Evaluation of extenders and cryopreservatives for cooling and cryopreservation of spermatozoa from the western spotted skunk (Spilogale gracilis)
Publication Type: |
Journal Article |
Year of Publication: |
1992 |
Authors: |
Joyce B. Kaplan, Rodney A. Mead |
Publication/Journal: |
Zoo Biology |
Publisher: |
A Wiley Company, Inc., Wiley Subscription Services |
Keywords: |
cryopreservation, extender, skunk, sperm |
ISBN: |
1098-2361 |
Abstract:
Abstract 10.1002/zoo.1430110606.abs Experiments were conducted to develop a suitable protocol for cryopreservation of spotted skunk semen. Semen was collected by electroejaculation of captive male skunks (n = 16) from late January through late November. In the first experiment, fresh semen was diluted in either TEST (n = 10), TRIS (n = 9), or BF5F (n = 7) extenders and maintained at 4°C for 16 hr.

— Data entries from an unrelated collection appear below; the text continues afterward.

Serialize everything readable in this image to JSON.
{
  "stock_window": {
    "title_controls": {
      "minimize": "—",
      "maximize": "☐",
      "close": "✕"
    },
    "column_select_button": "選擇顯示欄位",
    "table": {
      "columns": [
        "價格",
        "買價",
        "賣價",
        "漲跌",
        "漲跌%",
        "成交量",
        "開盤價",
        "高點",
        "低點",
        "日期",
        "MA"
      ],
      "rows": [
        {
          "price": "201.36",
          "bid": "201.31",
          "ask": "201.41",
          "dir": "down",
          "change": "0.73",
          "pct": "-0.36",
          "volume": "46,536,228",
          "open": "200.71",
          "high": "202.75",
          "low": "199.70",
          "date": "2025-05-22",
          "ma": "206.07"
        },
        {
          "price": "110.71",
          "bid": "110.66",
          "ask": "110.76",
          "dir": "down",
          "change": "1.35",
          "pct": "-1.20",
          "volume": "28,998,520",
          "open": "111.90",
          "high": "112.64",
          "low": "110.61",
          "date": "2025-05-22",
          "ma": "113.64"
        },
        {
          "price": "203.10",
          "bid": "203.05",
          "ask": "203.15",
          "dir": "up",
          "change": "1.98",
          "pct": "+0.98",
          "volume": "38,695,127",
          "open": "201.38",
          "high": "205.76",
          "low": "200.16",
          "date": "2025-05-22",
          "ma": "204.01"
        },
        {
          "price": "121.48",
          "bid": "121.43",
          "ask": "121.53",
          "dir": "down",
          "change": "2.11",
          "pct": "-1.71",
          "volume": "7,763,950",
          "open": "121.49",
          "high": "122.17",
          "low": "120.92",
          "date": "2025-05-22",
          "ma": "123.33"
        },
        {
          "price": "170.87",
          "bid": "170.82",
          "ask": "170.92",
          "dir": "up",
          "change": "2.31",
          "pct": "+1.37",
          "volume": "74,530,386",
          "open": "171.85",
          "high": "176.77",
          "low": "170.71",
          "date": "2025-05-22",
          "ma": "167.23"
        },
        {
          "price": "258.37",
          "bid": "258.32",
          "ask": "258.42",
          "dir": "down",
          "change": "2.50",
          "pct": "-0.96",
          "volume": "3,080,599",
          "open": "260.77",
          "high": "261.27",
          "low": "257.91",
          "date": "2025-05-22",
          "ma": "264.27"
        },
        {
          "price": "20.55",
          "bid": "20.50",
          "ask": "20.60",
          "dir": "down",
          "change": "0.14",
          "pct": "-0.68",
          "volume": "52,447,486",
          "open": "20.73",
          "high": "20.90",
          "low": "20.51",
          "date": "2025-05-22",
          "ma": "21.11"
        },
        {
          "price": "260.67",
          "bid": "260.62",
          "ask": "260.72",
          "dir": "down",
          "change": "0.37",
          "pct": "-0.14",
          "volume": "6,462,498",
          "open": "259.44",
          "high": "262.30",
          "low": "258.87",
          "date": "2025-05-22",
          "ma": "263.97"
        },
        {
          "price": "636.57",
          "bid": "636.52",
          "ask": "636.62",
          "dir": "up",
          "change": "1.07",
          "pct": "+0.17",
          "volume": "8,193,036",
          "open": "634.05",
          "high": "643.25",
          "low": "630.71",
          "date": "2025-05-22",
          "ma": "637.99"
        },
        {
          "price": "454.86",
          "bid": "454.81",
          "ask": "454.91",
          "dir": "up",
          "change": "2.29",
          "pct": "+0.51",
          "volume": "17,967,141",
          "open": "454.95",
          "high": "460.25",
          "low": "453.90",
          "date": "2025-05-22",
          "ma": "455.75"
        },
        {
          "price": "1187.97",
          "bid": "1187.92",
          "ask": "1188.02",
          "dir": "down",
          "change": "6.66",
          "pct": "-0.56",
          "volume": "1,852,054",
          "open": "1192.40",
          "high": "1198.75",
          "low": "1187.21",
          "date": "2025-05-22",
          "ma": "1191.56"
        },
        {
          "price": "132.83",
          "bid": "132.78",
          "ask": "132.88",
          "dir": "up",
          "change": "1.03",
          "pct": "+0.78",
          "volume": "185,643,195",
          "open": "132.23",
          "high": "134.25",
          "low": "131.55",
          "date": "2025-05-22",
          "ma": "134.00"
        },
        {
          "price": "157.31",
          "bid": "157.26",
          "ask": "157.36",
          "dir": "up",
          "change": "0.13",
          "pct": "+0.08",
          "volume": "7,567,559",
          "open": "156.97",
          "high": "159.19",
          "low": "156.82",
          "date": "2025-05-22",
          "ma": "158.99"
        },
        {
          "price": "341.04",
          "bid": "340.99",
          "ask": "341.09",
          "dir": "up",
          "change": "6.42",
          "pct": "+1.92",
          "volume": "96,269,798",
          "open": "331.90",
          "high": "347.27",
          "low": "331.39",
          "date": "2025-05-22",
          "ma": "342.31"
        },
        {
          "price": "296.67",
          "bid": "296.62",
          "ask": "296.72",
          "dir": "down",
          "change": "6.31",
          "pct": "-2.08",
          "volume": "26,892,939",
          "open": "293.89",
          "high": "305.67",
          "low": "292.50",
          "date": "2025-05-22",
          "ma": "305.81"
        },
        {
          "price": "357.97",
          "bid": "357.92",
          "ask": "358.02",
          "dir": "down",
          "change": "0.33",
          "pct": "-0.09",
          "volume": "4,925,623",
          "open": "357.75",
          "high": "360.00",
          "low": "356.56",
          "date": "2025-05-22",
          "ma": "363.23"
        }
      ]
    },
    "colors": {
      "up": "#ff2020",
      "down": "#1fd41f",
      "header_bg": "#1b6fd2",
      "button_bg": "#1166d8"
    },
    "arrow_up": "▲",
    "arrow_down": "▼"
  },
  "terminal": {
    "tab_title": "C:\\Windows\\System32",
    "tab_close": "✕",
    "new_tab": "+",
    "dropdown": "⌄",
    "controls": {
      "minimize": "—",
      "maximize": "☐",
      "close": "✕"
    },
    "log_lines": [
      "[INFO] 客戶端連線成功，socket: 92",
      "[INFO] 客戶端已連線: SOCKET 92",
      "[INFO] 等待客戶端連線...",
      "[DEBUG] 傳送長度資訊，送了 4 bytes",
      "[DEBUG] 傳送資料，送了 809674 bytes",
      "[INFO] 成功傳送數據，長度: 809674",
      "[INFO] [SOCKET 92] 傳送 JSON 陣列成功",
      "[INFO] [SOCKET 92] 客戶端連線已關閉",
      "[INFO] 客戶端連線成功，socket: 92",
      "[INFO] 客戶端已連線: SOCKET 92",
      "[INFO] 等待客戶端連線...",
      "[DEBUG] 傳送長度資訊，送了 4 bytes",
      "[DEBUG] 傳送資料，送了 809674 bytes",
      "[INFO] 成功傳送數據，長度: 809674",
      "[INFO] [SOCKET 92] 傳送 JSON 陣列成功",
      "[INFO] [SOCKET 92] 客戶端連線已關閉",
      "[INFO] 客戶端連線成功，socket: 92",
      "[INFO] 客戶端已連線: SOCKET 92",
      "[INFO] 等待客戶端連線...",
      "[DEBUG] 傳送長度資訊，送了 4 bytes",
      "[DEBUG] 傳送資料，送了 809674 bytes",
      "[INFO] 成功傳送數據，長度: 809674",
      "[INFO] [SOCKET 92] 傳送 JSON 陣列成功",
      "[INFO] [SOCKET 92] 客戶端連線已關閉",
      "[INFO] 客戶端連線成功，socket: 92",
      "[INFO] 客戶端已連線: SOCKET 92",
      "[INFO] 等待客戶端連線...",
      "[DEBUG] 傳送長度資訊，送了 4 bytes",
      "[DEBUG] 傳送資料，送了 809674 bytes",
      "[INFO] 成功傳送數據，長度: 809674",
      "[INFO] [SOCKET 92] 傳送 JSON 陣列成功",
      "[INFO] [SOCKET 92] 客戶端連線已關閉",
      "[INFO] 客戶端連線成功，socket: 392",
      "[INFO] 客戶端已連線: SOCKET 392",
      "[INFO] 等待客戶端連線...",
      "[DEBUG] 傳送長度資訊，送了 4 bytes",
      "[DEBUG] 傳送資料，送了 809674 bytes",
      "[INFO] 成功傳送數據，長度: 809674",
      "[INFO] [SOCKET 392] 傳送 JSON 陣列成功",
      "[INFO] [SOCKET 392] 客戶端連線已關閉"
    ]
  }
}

Sperm motility in these extenders was not significantly different before cooling (P = 0.71), but samples diluted with BF5F exhibited significantly lower sperm motility than the other extenders at all time points after cooling (P < 0.05). In the second experiment, fresh semen was diluted in TEST containing either 3, 5, or 10% DMSO or 3, 5, or 10% glycerol as a cryopreservative. These samples were cooled to 4°C and frozen in 0.25 ml French straws on dry ice. Some samples containing 5% DMSO or 5% glycerol (n = 4), were also frozen on dry ice as pellets. Frozen samples were maintained in liquid nitrogen. Fresh samples had significantly greater sperm motility in dimethyl sulfoxide (DMSO) than in glycerol (P < 0.05), while frozen and thawed samples had the highest motility in 5 or 10% DMSO or 10% glycerol. Samples frozen in French straws had significantly greater sperm motility after freezing and thawing than those frozen by the pellet method (P < 0.05). Optimum cryoprotection was achieved with the TEST extender containing 5 or 10% DMSO, when used in conjunction with French straws. © 1992 Wiley-Liss, Inc.